Highlights & Insights¶
- The paper uses Lambda Lemma and three cases to move the intuition of "perturbation crossing boundaries" into a geometrically rigorous Case-III. Coupled with the oscillation of \(\cos\) on the Beale function, the argument is very clean.
- Theorem 1's \(\rho > -1/\lambda_1\) is an unexpectedly simple critical condition, implying that choosing a large \(\rho\) will make all saddle points with \(|\lambda_1| > 1/\rho\) attractive, providing direct targets for improvements like "adaptive/layer-normalized \(\rho\)."
- Incorporating momentum into the diffusion formula and yielding a strong dependency like \((1-\gamma)^{-3}\) provides the first theoretical explanation for why momentum has consistently defaulted to 0.9 in SAM papers.
- The closed-form difference \(\Delta_{SGD}-\Delta_{SAM} = 2\eta t^2|\lambda_j|^3\rho/B\) is transferable and can be applied directly to any SAM variant featuring "neighborhood perturbation + single gradient" for stability analysis.
Limitations & Future Work¶
- The entire theory is built on second-order Taylor expansion around the saddle point \(\bm{d}\) and Fisher Information approximations; global dynamics outside the local neighborhood can only be extrapolated through experiments.
- It is assumed that \(\bm{w}^p\) is computed using an exact first-order approximation, without handling normalization or second-order corrections in variants like ASAM, GSAM, or Lookahead-SAM.
- Experiments were primarily conducted on medium scales such as CIFAR-10/100 + ResNet-18, lacking validation on ImageNet or LLM training. Comparisons with complementary theories like Bartlett et al. 2023 ("bouncing across ravines") or Chen et al. 2023 ("transient saddle attraction is beneficial") were only briefly mentioned in Limitations.
- While the paper proves SAM escapes saddle points slowly, it does not provide a falsifiable boundary for settings where SAM actually improves generalization because of its stay near saddle points—the perspective of Chen et al. 2023.
- The critical condition \(\rho > -1/\lambda_1\) depends on accurate local Hessian information; accurately estimating the Hessian spectrum in practical deep networks is another challenge, so "how to determine online that a dangerous \(\rho\) zone has been entered" remains open.
- The article does not provide an automated \(\rho\)/\(\gamma\)/\(B\) collaborative scheduling algorithm, leaving the engineering gap between "diagnosis" and "treatment" for future work.
Related Work & Insights¶
- vs Compagnoni et al. 2023: They treat noise as an implicit smoothing term using Lipschitz assumptions and small learning rates; this paper treats perturbations as random excitations driving trajectories away from unstable attractors using local dynamical analysis, which is closer to the "large Hessian" context of edge-of-stability.

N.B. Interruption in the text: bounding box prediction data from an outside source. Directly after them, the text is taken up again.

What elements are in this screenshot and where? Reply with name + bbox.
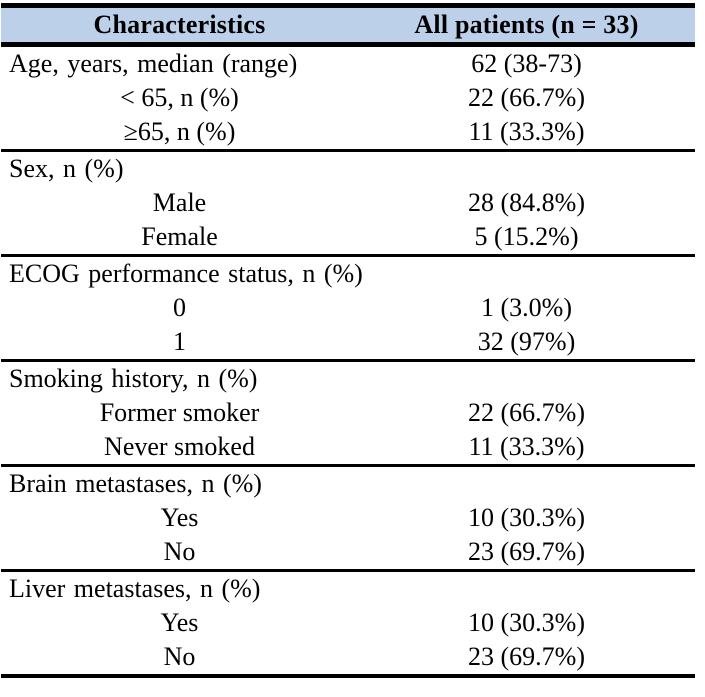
row-label: 1 [173,327,186,356]
table-row: < 65, n (%) 22 (66.7%) [1,81,695,115]
row-label: Former smoker [99,398,260,427]
row-value: 22 (66.7%) [468,83,585,112]
table-row: Sex, n (%) [1,152,695,186]
row-label: Brain metastases, n (%) [9,469,262,498]
section-age: Age, years, median (range) 62 (38-73) < … [1,47,695,152]
row-value: 28 (84.8%) [468,188,585,217]
row-value: 1 (3.0%) [481,293,572,322]
table-row: Male 28 (84.8%) [1,186,695,220]
row-label: ≥65, n (%) [123,117,236,146]
table-header-row: Characteristics All patients (n = 33) [1,3,695,47]
section-brain-metastases: Brain metastases, n (%) Yes 10 (30.3%) N… [1,467,695,572]
table-row: Age, years, median (range) 62 (38-73) [1,47,695,81]
row-label: Liver metastases, n (%) [9,574,261,603]
row-label: Smoking history, n (%) [9,364,258,393]
patient-characteristics-table: Characteristics All patients (n = 33) Ag… [1,3,695,678]
table-row: No 23 (69.7%) [1,535,695,569]
row-label: Age, years, median (range) [9,49,298,78]
table-row: Female 5 (15.2%) [1,220,695,254]
table-row: Yes 10 (30.3%) [1,501,695,535]
row-value: 11 (33.3%) [468,432,585,461]
row-label: Female [141,222,218,251]
row-value: 22 (66.7%) [468,398,585,427]
row-label: 0 [173,293,186,322]
row-label: Yes [160,608,199,637]
table-row: Smoking history, n (%) [1,362,695,396]
table-row: Brain metastases, n (%) [1,467,695,501]
row-value: 10 (30.3%) [468,608,585,637]
table-row: ≥65, n (%) 11 (33.3%) [1,115,695,149]
table-row: Liver metastases, n (%) [1,572,695,606]
row-value: 10 (30.3%) [468,503,585,532]
row-label: Male [152,188,207,217]
section-smoking: Smoking history, n (%) Former smoker 22 … [1,362,695,467]
table-row: 0 1 (3.0%) [1,291,695,325]
section-liver-metastases: Liver metastases, n (%) Yes 10 (30.3%) N… [1,572,695,678]
row-value: 11 (33.3%) [468,117,585,146]
table-row: Yes 10 (30.3%) [1,606,695,640]
row-label: ECOG performance status, n (%) [9,259,363,288]
row-value: 5 (15.2%) [474,222,579,251]
row-value: 62 (38-73) [471,49,582,78]
table-row: Never smoked 11 (33.3%) [1,430,695,464]
table-row: No 23 (69.7%) [1,640,695,674]
table-row: ECOG performance status, n (%) [1,257,695,291]
table-row: Former smoker 22 (66.7%) [1,396,695,430]
row-value: 23 (69.7%) [468,537,585,566]
row-label: Never smoked [104,432,255,461]
row-value: 32 (97%) [477,327,576,356]
column-header-characteristics: Characteristics [93,10,266,39]
row-label: Yes [160,503,199,532]
row-value: 23 (69.7%) [468,642,585,671]
row-label: < 65, n (%) [120,83,239,112]
section-sex: Sex, n (%) Male 28 (84.8%) Female 5 (15.… [1,152,695,257]
table-row: 1 32 (97%) [1,325,695,359]
row-label: No [163,642,196,671]
row-label: No [163,537,196,566]
section-ecog: ECOG performance status, n (%) 0 1 (3.0%… [1,257,695,362]
row-label: Sex, n (%) [9,154,124,183]
column-header-all-patients: All patients (n = 33) [414,10,639,39]
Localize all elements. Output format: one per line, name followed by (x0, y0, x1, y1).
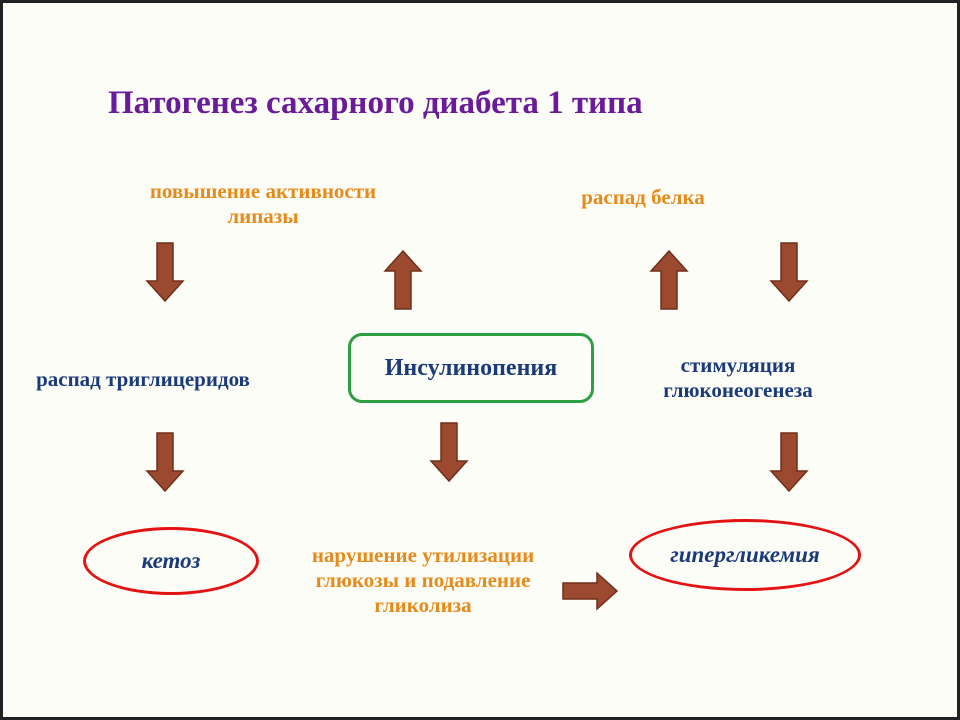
arrow-triglycerides-to-ketosis (147, 433, 183, 491)
arrow-center-to-lipase (385, 251, 421, 309)
arrows-layer (3, 3, 960, 720)
arrow-gluconeo-to-hyper (771, 433, 807, 491)
arrow-center-to-glycolysis (431, 423, 467, 481)
slide-canvas: Патогенез сахарного диабета 1 типа Инсул… (0, 0, 960, 720)
arrow-center-to-protein (651, 251, 687, 309)
arrow-protein-to-gluconeo (771, 243, 807, 301)
arrow-lipase-to-triglycerides (147, 243, 183, 301)
arrow-glycolysis-to-hyper (563, 573, 617, 609)
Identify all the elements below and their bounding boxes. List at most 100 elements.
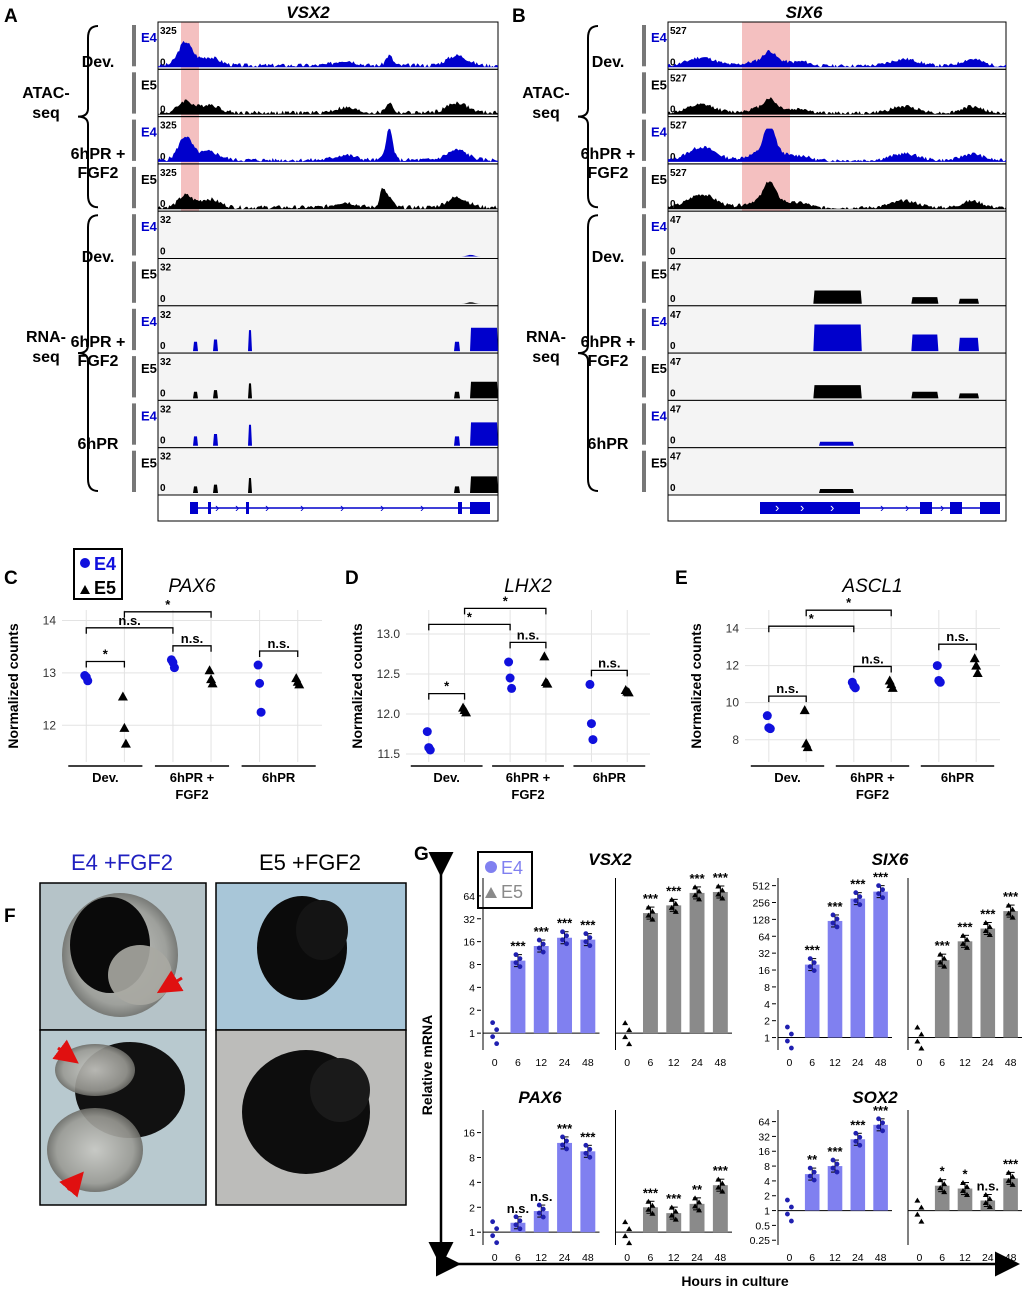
track-scale-label: 32 — [160, 215, 172, 226]
g-point-e4 — [513, 1222, 519, 1228]
g-gene-title: PAX6 — [518, 1088, 562, 1107]
g-sig-label: *** — [666, 1191, 682, 1206]
g-point-e5 — [622, 1233, 629, 1239]
comparison-bracket — [85, 660, 126, 668]
category-label: 6hPR — [593, 770, 627, 785]
category-label: 6hPR — [262, 770, 296, 785]
g-xtick-label: 24 — [852, 1057, 864, 1069]
g-point-e5 — [937, 951, 944, 957]
g-xtick-label: 12 — [829, 1057, 841, 1069]
gene-strand-arrow: › — [380, 500, 384, 515]
g-point-e4 — [517, 956, 523, 962]
track-stage-label: E4 — [651, 314, 668, 329]
g-xtick-label: 24 — [852, 1252, 864, 1264]
g-point-e4 — [494, 1226, 500, 1232]
g-point-e4 — [857, 1142, 863, 1148]
brace-rna — [77, 214, 99, 492]
g-xtick-label: 0 — [624, 1252, 630, 1264]
g-ytick-label: 64 — [758, 931, 770, 943]
g-point-e5 — [964, 1192, 970, 1198]
comparison-label: n.s. — [861, 651, 883, 666]
track-zero-label: 0 — [160, 341, 166, 352]
g-sig-label: ** — [692, 1182, 703, 1197]
comparison-label: * — [846, 595, 852, 610]
group-label: FGF2 — [78, 353, 119, 370]
g-point-e5 — [715, 1176, 722, 1182]
g-point-e5 — [1009, 914, 1016, 920]
g-point-e5 — [937, 1177, 944, 1183]
g-point-e5 — [692, 1195, 699, 1201]
gene-strand-arrow: › — [340, 500, 344, 515]
data-point-e4 — [83, 676, 93, 686]
track-zero-label: 0 — [670, 388, 676, 399]
g-point-e5 — [941, 955, 948, 961]
g-xtick-label: 12 — [829, 1252, 841, 1264]
track-zero-label: 0 — [160, 105, 166, 116]
g-sig-label: n.s. — [507, 1201, 529, 1216]
gene-exon — [208, 502, 211, 514]
g-ytick-label: 32 — [463, 914, 475, 926]
g-point-e5 — [692, 1203, 699, 1209]
g-xtick-label: 48 — [875, 1057, 887, 1069]
track-stage-bar — [132, 308, 136, 351]
track-signal — [668, 290, 1006, 304]
g-bar — [1003, 911, 1018, 1038]
g-sig-label: *** — [713, 870, 729, 885]
legend-g: E4 E5 — [477, 851, 533, 909]
chart-title: ASCL1 — [841, 576, 902, 597]
g-point-e4 — [880, 895, 885, 901]
assay-label-atac: seq — [32, 105, 60, 122]
g-point-e5 — [672, 900, 679, 906]
g-ytick-label: 4 — [764, 999, 770, 1011]
g-point-e4 — [583, 931, 589, 937]
assay-label-rna: RNA- — [526, 329, 566, 346]
g-ytick-label: 64 — [758, 1117, 770, 1129]
photo-e4-top — [39, 882, 207, 1031]
g-xlabel: Hours in culture — [681, 1273, 789, 1289]
g-point-e5 — [668, 896, 675, 902]
g-point-e4 — [789, 1204, 794, 1210]
track-stage-bar — [642, 356, 646, 398]
plot-area — [62, 610, 322, 762]
assay-label-rna: seq — [532, 349, 560, 366]
gene-exon — [950, 502, 962, 514]
red-arrow-1 — [156, 970, 184, 994]
g-sig-label: *** — [666, 883, 682, 898]
g-bar — [850, 898, 866, 1038]
g-xtick-label: 0 — [492, 1057, 498, 1069]
g-point-e4 — [564, 1146, 569, 1152]
comparison-label: n.s. — [517, 627, 539, 642]
g-point-e4 — [853, 1130, 859, 1136]
g-ytick-label: 0.25 — [750, 1235, 771, 1247]
track-stage-bar — [642, 308, 646, 351]
gene-title-six6: SIX6 — [786, 3, 823, 22]
g-point-e4 — [583, 1150, 589, 1156]
photo-e4-bottom — [39, 1029, 207, 1206]
category-label: Dev. — [433, 770, 460, 785]
gene-exon — [470, 502, 490, 514]
g-point-e4 — [807, 1165, 813, 1171]
gene-exon — [458, 502, 462, 514]
category-label: 6hPR + — [506, 770, 551, 785]
track-stage-bar — [132, 450, 136, 492]
g-xtick-label: 6 — [648, 1252, 654, 1264]
g-ytick-label: 16 — [463, 1128, 475, 1140]
track-scale-label: 527 — [670, 26, 687, 37]
y-tick-label: 8 — [732, 733, 739, 747]
g-point-e5 — [649, 1210, 656, 1216]
data-point-e4 — [935, 677, 945, 687]
g-bar — [712, 1185, 728, 1233]
g-point-e4 — [789, 1031, 794, 1037]
g-sig-label: n.s. — [977, 1179, 999, 1194]
plot-area — [406, 610, 650, 762]
track-scale-label: 47 — [670, 263, 682, 274]
photo-title-e4: E4 +FGF2 — [71, 850, 173, 875]
g-point-e4 — [830, 1157, 836, 1163]
data-point-e4 — [932, 661, 942, 671]
track-signal — [668, 489, 1006, 493]
g-bar — [510, 960, 526, 1034]
photo-e5-top — [215, 882, 407, 1031]
gene-strand-arrow: › — [775, 500, 779, 515]
data-point-e5 — [799, 705, 810, 715]
panel-label-e: E — [675, 568, 688, 589]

- vs Andriushchenko & Flammarion 2022: They empirically found that small batch sizes significantly boost SAM performance; this paper provides the analytical form \(\Delta_{SAM} \propto 1/B\) in Theorem 3, elevating empirical observation to mechanistic explanation.
- vs Kaddour et al. 2022: They were the first to report abnormal behavior of SAM near saddle points; this paper provides the first systematic theoretical characterization of this phenomenon (Theorem 1 + Lambda Lemma geometry).
- vs Bartlett et al. 2023 / Chen et al. 2023: The former characterizes SAM's bouncing behavior along ravines from the perspective of sharpness, while the latter argues that transient saddle point stay helps generalization; this work complements them by pointing out that "permanent entrapment in saddle points" is a failure mode requiring momentum/batch size to balance exploration and escape.
- vs Long & Bartlett 2024 (edge-of-stability): EoS focuses on the behavior of the maximum Hessian eigenvalue drifting near \(2/\eta\) during training; the critical condition \(\rho > -1/\lambda_1\) in Theorem 1 is structurally complementary to EoS and can be seen as the SAM version of a "critical edge."